Tonton Youtube BP

Bareskrim Polri siap tindak lanjuti langkah tegas terhadap impor pakaian bekas ilegal

Zamir Ambia
4 Nov 2025 14:53
2 minutes reading

PRIORITAS, 4/11/25 (Jakarta): Bareskrim Polri menyatakan dukungannya terhadap langkah pemerintah untuk menindak secara tegas impor pakaian bekas ilegal dari luar negeri.

“Kami akan dukung 1.000 persen. Ini perlu kami garis bawahi. Apa pun yang menjadi kebijakan pemerintah, kami akan selalu mendukung dan kita akan melakukan koordinasi dengan pihak Cukai,” kata Wakabareskrim Irjen Pol. Nunung Syaifuddin di Jakarta, Selasa (4/11/25).

Ia menegaskan, Polri akan melakukan tindakan hukum apabila ditemukan adanya pelanggaran.

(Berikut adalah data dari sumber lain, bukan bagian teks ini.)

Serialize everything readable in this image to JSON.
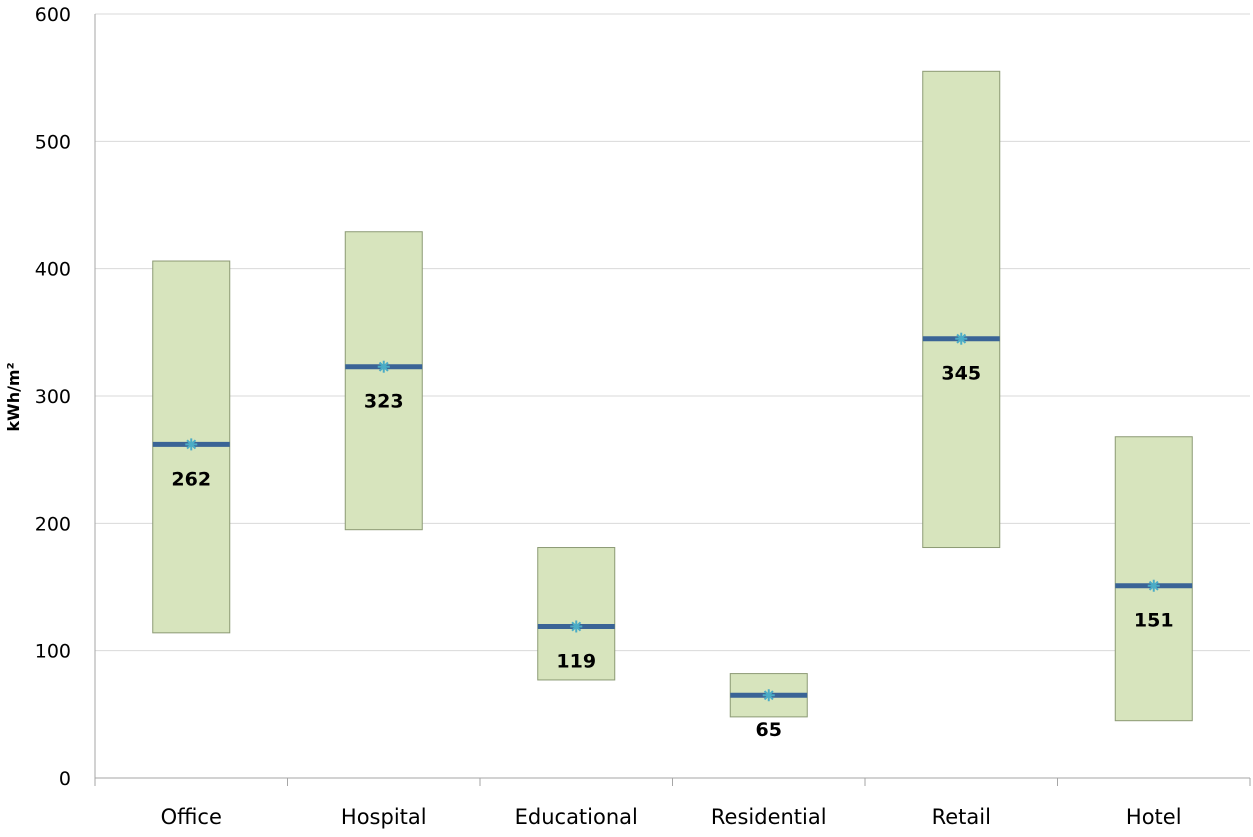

“Manakala kami temukan pelanggaran, biasanya ini yang kita kenal dengan pakaian bekas, ya, itu kami akan melakukan penindakan, baik yang masih di laut maupun yang sudah ada di dalam,” ujarnya.

Sebelumnya, Menteri Keuangan (Menkeu) Purbaya Yudhi Sadewa menegaskan kesiapannya untuk melarang sekaligus menindak tegas impor pakaian bekas ilegal dari luar negeri yang masuk ke Indonesia.

“Jadi sekarang rupanya banyak barang ilegal, kita akan tutup. Nanti pakaian-pakaian itu juga yang ilegal-ilegal kita tutup semua,” tutur Purbaya.

Memperkuat industri garmen dan tekstil

Ia berencana menginstruksikan Direktorat Jenderal (Ditjen) Bea Cukai untuk bertindak lebih tegas terhadap impor pakaian bekas ilegal dari luar negeri, guna melindungi serta memperkuat industri garmen dan tekstil dalam negeri.

Purbaya menuturkan, meski banyak pedagang pakaian thrifting yang menggantungkan penghasilan dari aktivitas tersebut, keuntungan yang mereka peroleh hanya bersifat sementara. Dalam jangka panjang, praktik ini justru berpotensi melemahkan industri domestik yang selama ini menjadi sumber lapangan kerja bagi masyarakat.

“Kalau saya berubah saja, jadi barang-barang dalam negeri saja dengan peraturan yang sesuai, maka dia bisa berdagang itu nanti pelan-pelan. Industri domestik hidup, dan nantinya lapangan kerja lebih hidup, sehingga dia juga mungkin bisa usaha yang lain dengan ada konsumen yang beli karena daya beli masyarakat bagus ketika banyak pekerjaan di mana-mana,” ujarnya, demikian informasi yang diterima dari Antara.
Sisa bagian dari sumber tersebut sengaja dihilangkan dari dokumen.